あと少し。もう少し。手の届く距離にマリアの姿が迫ったその瞬間。さながら収縮した星が崩壊するように、マリアが内側から炸裂する雷光を閃かせた。
「ぐっ……」
思わず目を覆うような閃光。
しかし、耳をつんざくような雷鳴は聞こえなかった。
視界の真ん中で、マリアの姿が一瞬だけ、波打つ水面のように見えた。
刹那、音もなく、怪我もなく、蛍火のような光の中から、小さな人影が放り出される。
「レナ!」
シヴの叫びを耳に流し、僕は禿げた土壌の上に無心のまま身を投げた。墜ちてくる少女の背中を受け止め、頭を抱え込む。衝撃を殺すように土の上を転がった。
「っレナちゃん……レナちゃん!」
抱きかかえた少女はぐったりと力無い。だが、外傷はほとんど見当たらない。むしろマリアに同化する前よりも、肌の擦り傷は少なくなっているようにすら見える。しかしながら、魔力量が極端に低い。これ以上欠乏すれば死んでしまいかねない。
「ぁ……ハナ、ちゃん、が」
小さく、浅く、レナの喉奥から呼吸が漏れる。
「レナちゃん、深呼吸! ゆっくり……!」
薄く目を開いたレナは、悪夢にでもうなされるように、うわごとの中でハナの名前を呼んだ。間髪入れず、僕らの四方に魔力矢が突き立ち、周囲に草花が茂り始める。

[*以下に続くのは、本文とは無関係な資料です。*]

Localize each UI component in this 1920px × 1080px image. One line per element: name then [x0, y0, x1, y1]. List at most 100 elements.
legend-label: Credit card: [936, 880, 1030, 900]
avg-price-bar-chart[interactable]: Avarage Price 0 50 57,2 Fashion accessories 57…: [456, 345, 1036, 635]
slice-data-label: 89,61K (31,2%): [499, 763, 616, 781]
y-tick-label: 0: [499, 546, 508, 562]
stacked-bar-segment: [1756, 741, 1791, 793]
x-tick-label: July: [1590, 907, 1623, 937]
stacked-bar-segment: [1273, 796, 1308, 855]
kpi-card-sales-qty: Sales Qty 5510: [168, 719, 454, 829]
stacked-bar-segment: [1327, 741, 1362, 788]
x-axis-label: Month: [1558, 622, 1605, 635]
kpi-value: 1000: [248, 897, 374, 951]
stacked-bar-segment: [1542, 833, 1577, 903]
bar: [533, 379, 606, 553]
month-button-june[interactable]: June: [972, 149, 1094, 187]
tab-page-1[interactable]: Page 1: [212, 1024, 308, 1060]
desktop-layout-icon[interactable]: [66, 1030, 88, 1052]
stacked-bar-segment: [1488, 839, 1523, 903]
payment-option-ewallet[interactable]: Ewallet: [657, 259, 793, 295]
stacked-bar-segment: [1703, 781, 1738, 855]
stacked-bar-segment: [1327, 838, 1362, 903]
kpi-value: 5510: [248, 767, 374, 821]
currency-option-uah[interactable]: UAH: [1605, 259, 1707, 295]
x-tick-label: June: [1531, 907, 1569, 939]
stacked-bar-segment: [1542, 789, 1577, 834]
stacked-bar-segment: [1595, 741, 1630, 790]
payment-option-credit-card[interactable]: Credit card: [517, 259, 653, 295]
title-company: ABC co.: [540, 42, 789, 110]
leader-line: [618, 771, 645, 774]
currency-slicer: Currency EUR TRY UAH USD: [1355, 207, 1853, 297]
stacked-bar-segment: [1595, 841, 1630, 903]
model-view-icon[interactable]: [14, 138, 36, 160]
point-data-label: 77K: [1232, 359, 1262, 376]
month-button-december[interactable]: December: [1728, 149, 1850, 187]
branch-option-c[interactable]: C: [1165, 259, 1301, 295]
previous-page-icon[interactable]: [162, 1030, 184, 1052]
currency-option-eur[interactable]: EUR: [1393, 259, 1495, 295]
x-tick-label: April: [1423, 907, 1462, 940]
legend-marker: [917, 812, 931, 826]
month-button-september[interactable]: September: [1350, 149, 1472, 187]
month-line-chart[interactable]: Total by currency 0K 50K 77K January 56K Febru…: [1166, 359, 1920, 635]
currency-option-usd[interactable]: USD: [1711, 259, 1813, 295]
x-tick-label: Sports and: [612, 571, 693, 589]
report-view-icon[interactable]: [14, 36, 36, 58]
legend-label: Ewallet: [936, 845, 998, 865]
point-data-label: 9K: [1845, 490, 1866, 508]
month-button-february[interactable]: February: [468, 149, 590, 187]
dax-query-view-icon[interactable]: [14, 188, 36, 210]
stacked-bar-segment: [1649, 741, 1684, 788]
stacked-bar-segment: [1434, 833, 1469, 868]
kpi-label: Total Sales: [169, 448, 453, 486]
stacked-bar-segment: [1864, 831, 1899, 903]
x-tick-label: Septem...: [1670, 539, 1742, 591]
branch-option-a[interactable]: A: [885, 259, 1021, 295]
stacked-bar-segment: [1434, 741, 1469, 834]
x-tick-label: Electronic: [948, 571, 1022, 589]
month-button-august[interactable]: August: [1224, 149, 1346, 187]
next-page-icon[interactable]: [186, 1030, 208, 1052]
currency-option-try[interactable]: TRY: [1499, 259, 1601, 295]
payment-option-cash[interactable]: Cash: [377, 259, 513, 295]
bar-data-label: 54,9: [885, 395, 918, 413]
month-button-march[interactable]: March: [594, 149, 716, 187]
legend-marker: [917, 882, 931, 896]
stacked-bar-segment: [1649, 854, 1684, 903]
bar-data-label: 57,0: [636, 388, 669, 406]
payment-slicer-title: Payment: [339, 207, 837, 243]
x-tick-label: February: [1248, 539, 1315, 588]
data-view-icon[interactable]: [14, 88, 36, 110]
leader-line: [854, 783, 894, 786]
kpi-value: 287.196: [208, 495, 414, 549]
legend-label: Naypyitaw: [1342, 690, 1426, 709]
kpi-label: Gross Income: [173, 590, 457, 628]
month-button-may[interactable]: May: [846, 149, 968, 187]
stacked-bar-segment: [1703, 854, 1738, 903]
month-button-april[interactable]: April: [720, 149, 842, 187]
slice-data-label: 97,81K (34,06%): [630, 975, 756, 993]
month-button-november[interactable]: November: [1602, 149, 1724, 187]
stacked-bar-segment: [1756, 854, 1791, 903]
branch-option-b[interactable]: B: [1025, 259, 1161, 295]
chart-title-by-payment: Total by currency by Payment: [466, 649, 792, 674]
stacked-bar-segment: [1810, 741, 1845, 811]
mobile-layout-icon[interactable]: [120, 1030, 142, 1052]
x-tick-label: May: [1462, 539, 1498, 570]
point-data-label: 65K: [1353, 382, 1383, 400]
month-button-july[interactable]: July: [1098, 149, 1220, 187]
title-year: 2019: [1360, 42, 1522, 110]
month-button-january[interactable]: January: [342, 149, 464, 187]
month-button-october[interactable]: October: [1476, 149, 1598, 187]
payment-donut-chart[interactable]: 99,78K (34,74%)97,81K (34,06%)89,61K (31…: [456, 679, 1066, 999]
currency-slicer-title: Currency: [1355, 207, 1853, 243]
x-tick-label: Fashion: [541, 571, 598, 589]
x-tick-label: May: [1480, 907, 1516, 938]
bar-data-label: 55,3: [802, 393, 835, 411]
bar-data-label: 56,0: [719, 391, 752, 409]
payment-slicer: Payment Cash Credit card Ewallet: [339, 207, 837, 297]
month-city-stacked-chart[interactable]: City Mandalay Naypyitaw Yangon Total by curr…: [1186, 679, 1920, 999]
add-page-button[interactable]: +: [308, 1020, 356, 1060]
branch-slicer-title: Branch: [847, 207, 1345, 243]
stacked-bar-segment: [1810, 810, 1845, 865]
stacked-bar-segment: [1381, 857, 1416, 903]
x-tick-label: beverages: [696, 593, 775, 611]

「失礼します。トキ君、ここは任せなさい。あれをご覧。まだやることがあります」
ストースの呼ぶ声のまま、彼が指さした先を見た。
気付けば既に雷鳴は止んでいた。うねるような衝撃波も。だが、魔力の滾りは収まらない。片腕と片翼を失った手負いの天使が、血に塗れたまま、そこに立ち尽くしていた。
ベージュの髪、浅い褐色の肌、細く伸びた手足。
マリアではない。
もうマリアではなかった。
紛れもない、見紛うことのない、鮮血に染まったハナの姿がそこにはあった。